—Sí; ahí mismo, en Roa, que está á un paso.
—¿Hay que entrar en el pueblo?—dijo Aviraneta.
—No; el herrador tiene la fragua en la misma carretera.
Se acercaron á Roa. Se veía el pueblo rodeado de sus viejas murallas, con sus cubos de piedra y sus restos de un castillo.
El aldeano que les acompañaba era un hombre bajito, amable, rasurado, que marchaba en su macho á mujeriegas, al parecer sin ganas de entrar en conversación con los milicianos.

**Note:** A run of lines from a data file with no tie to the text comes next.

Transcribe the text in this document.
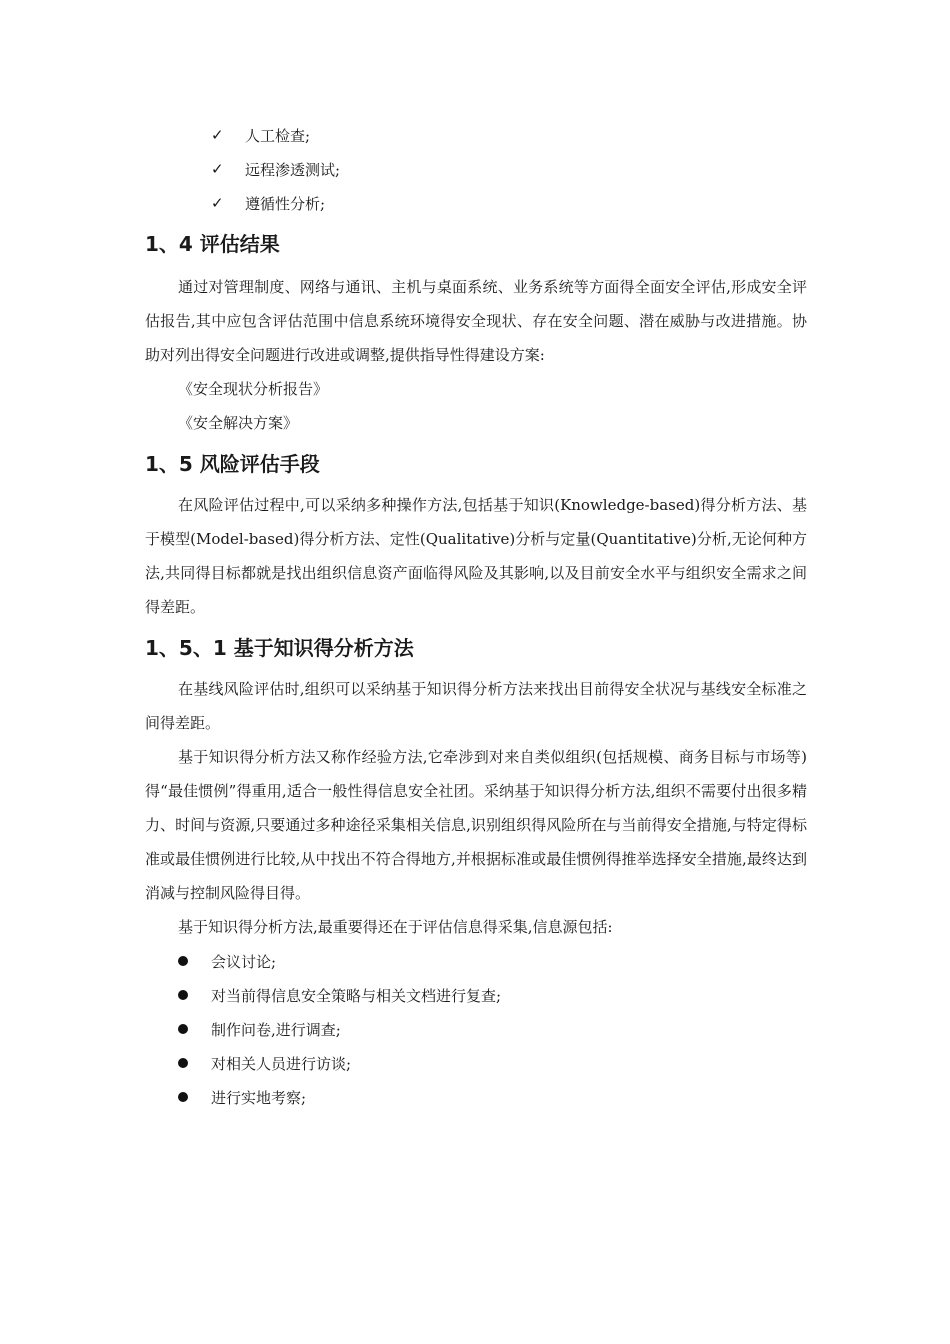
✓	人工检查;
✓	远程渗透测试;
✓	遵循性分析;
1、4 评估结果

通过对管理制度、网络与通讯、主机与桌面系统、业务系统等方面得全面安全评估,形成安全评估报告,其中应包含评估范围中信息系统环境得安全现状、存在安全问题、潜在威胁与改进措施。协助对列出得安全问题进行改进或调整,提供指导性得建设方案:

《安全现状分析报告》

《安全解决方案》

1、5 风险评估手段

在风险评估过程中,可以采纳多种操作方法,包括基于知识(Knowledge-based)得分析方法、基于模型(Model-based)得分析方法、定性(Qualitative)分析与定量(Quantitative)分析,无论何种方法,共同得目标都就是找出组织信息资产面临得风险及其影响,以及目前安全水平与组织安全需求之间得差距。

1、5、1 基于知识得分析方法

在基线风险评估时,组织可以采纳基于知识得分析方法来找出目前得安全状况与基线安全标准之间得差距。

基于知识得分析方法又称作经验方法,它牵涉到对来自类似组织(包括规模、商务目标与市场等)得“最佳惯例”得重用,适合一般性得信息安全社团。采纳基于知识得分析方法,组织不需要付出很多精力、时间与资源,只要通过多种途径采集相关信息,识别组织得风险所在与当前得安全措施,与特定得标准或最佳惯例进行比较,从中找出不符合得地方,并根据标准或最佳惯例得推举选择安全措施,最终达到消减与控制风险得目得。

基于知识得分析方法,最重要得还在于评估信息得采集,信息源包括:

会议讨论;
对当前得信息安全策略与相关文档进行复查;
制作问卷,进行调查;
对相关人员进行访谈;
进行实地考察;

Le preguntaron de nuevo dónde estaba el herrador, y él dijo que les conduciría á su fragua. Efectivamente, los llevó á todos cerca de una de las puertas de la muralla, á un cobertizo ennegrecido por el humo, en cuyo fondo brillaba el fuego y sonaba un martillo. Hubo que esperar largo rato á que terminaran de herrar á un potro bravo. Un mozo con el acial revolvía violentamente el belfo del caballo hasta hacerle sangrar; otro le había echado un lazo en la pezuña, y le tenía con el brazuelo doblado. El potro luchaba furioso; pero al último, estremecido y lleno de sudor, tuvo que dejarse poner las herraduras.
Después del potro comenzaron á herrar á los caballos de los milicianos, y cuando concluyeron era ya de noche.
Aviraneta pensaba que lo mejor era seguir; pero el Fraile, Nación y los demás opinaron que, puesto que estaban allí, debían cenar.
El aldeano que les había acompañado, y que hablaba con el herrador sosteniendo su mula del diestro, les dijo que allí cerca estaba la posada del Trigueros, y á pocos pasos una cuadra, donde podían meter los caballos.